2010年3月15日月曜日

社会 : 非実在青少年規制について考えたこと

すでにご存知の方も多いかもしれませんが、東京都で「東京都青少年健全育成条例改正」について、リアル/ネットを問わず、議論が沸き起こっています。詳細は、まとめサイトをご覧ください。このような東京都の動きについては、正直、「またか」という半分あきらめに近い気持ちを抱いてしまうのですが、これはこれで社会に生きるうえで必要なコストかもしれません。今回はそういう話です。

健全、という言葉に、私達はポジティブな印象を持ちがちです。規制に反対する人達でも、「社会が不健全であれば良い」などと考える人は、少数でしょう。ほとんどの人は、「恣意的、一方的な解釈を基準として、健全/不健全が決められる」ことに反対を表明しています。健全、不健全の意識は個々人に属するもので、誰にもそれを決めることはできない。多くの人が某かを「不健全なもの」と考えたとしても、後の歴史では逆の判断をされる可能性がある。反対派の多くはこの論理で反対をされています。私もまったく同意見なんですが…

それなら、「健全/不健全」という言葉は意味を持たないのではないでしょうか。人によって解釈が異なるのなら、その対象は「健全でも不健全でもないもの」ということになります。この世の中には、「健全なものは無く、したがって不健全なものも無い」と言ったら、あなたはどう感じるでしょうか。違和感を持ちますよね。当然です。「その対象とするものが健全であるといわれても、私は不健全と感じる」と思うでしょうし、その逆もあるでしょう。結局のところ、健全なもの、不健全なものをという「実体」はどこにもなくて、ただそこにあるのは、それを「健全と感じる意識/不健全と感じる意識」だけではないでしょうか。規制をめぐる闘争の本質は、けしてマテリアルをめぐってのものではなく、この「人の意識」をめぐってのもの、と言えます。あたりまえのようで、意外と見落とされがちな話が、これです。

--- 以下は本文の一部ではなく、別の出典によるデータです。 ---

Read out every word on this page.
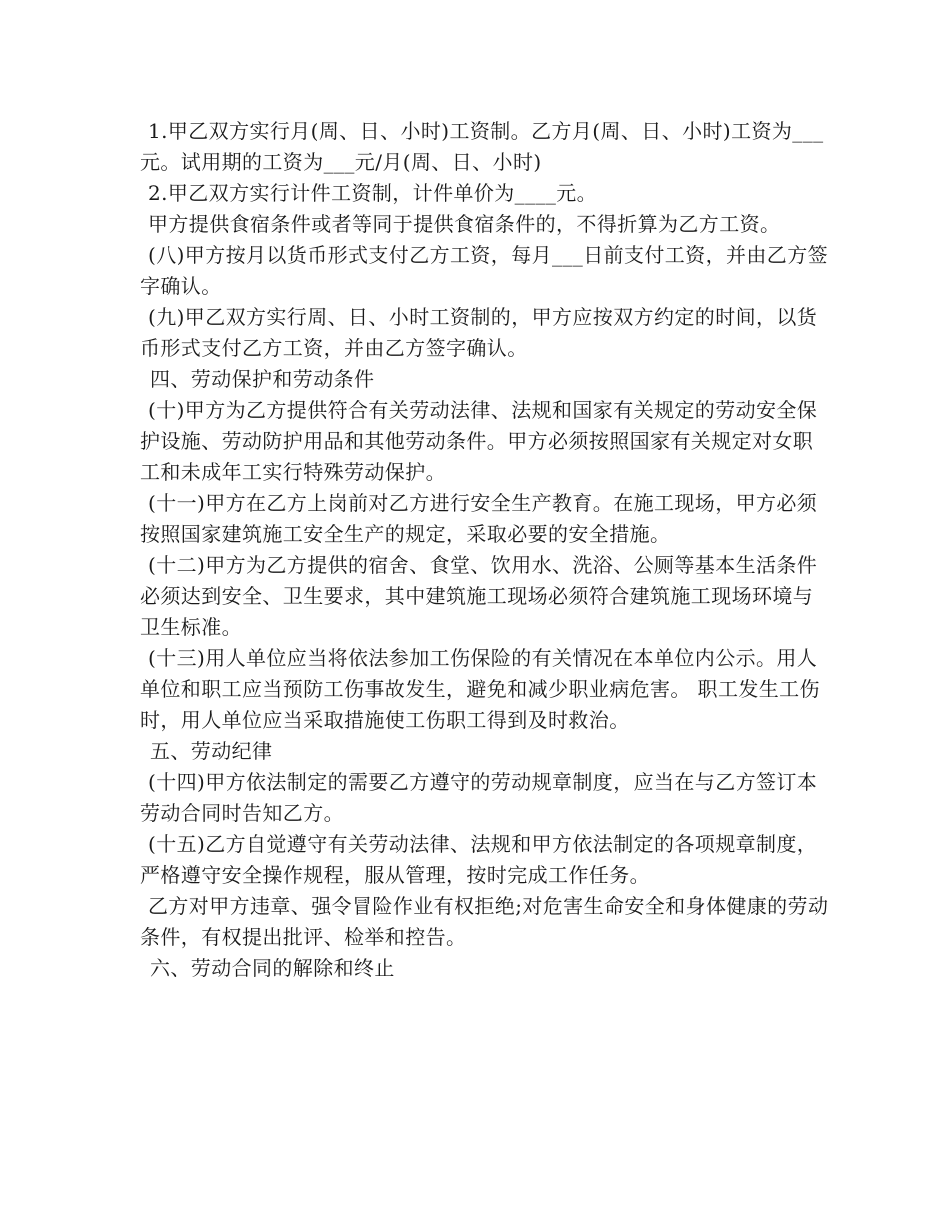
1.甲乙双方实行月(周、日、小时)工资制。乙方月(周、日、小时)工资为___元。试用期的工资为___元/月(周、日、小时)

2.甲乙双方实行计件工资制，计件单价为____元。

甲方提供食宿条件或者等同于提供食宿条件的，不得折算为乙方工资。

(八)甲方按月以货币形式支付乙方工资，每月___日前支付工资，并由乙方签字确认。

(九)甲乙双方实行周、日、小时工资制的，甲方应按双方约定的时间，以货币形式支付乙方工资，并由乙方签字确认。

四、劳动保护和劳动条件

(十)甲方为乙方提供符合有关劳动法律、法规和国家有关规定的劳动安全保护设施、劳动防护用品和其他劳动条件。甲方必须按照国家有关规定对女职工和未成年工实行特殊劳动保护。

(十一)甲方在乙方上岗前对乙方进行安全生产教育。在施工现场，甲方必须按照国家建筑施工安全生产的规定，采取必要的安全措施。

(十二)甲方为乙方提供的宿舍、食堂、饮用水、洗浴、公厕等基本生活条件必须达到安全、卫生要求，其中建筑施工现场必须符合建筑施工现场环境与卫生标准。

(十三)用人单位应当将依法参加工伤保险的有关情况在本单位内公示。用人单位和职工应当预防工伤事故发生，避免和减少职业病危害。 职工发生工伤时，用人单位应当采取措施使工伤职工得到及时救治。

五、劳动纪律

(十四)甲方依法制定的需要乙方遵守的劳动规章制度，应当在与乙方签订本劳动合同时告知乙方。

(十五)乙方自觉遵守有关劳动法律、法规和甲方依法制定的各项规章制度，严格遵守安全操作规程，服从管理，按时完成工作任务。

乙方对甲方违章、强令冒险作业有权拒绝;对危害生命安全和身体健康的劳动条件，有权提出批评、检举和控告。

六、劳动合同的解除和终止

私達は規制を考えるとき、実体を伴ったもの、具体的にはコミックや小説、映画や音楽といった「実体」にばかり目が行きがちですが、ほんとうの「敵」は、それを「敵視する視線」だということを忘れてはいけません。まあ、これは規制される側にいる人達にはわりと自明のことですが、規制する側の人は、それを見落としがちになっていることが多いので、ご注意ください。意識的にそれをされても困るんですが(苦笑)、無意識なものは、もっと困ります。

価値観と価値観の対決に終わりはありません。都知事が変わったとしても、どこか別の県に出版社等が移動したとしても、この問題は消えることはないでしょう。「我々の戦いはこれからだっ」と叫んで打ち切りになるのであれば、どんなにかよいのですが。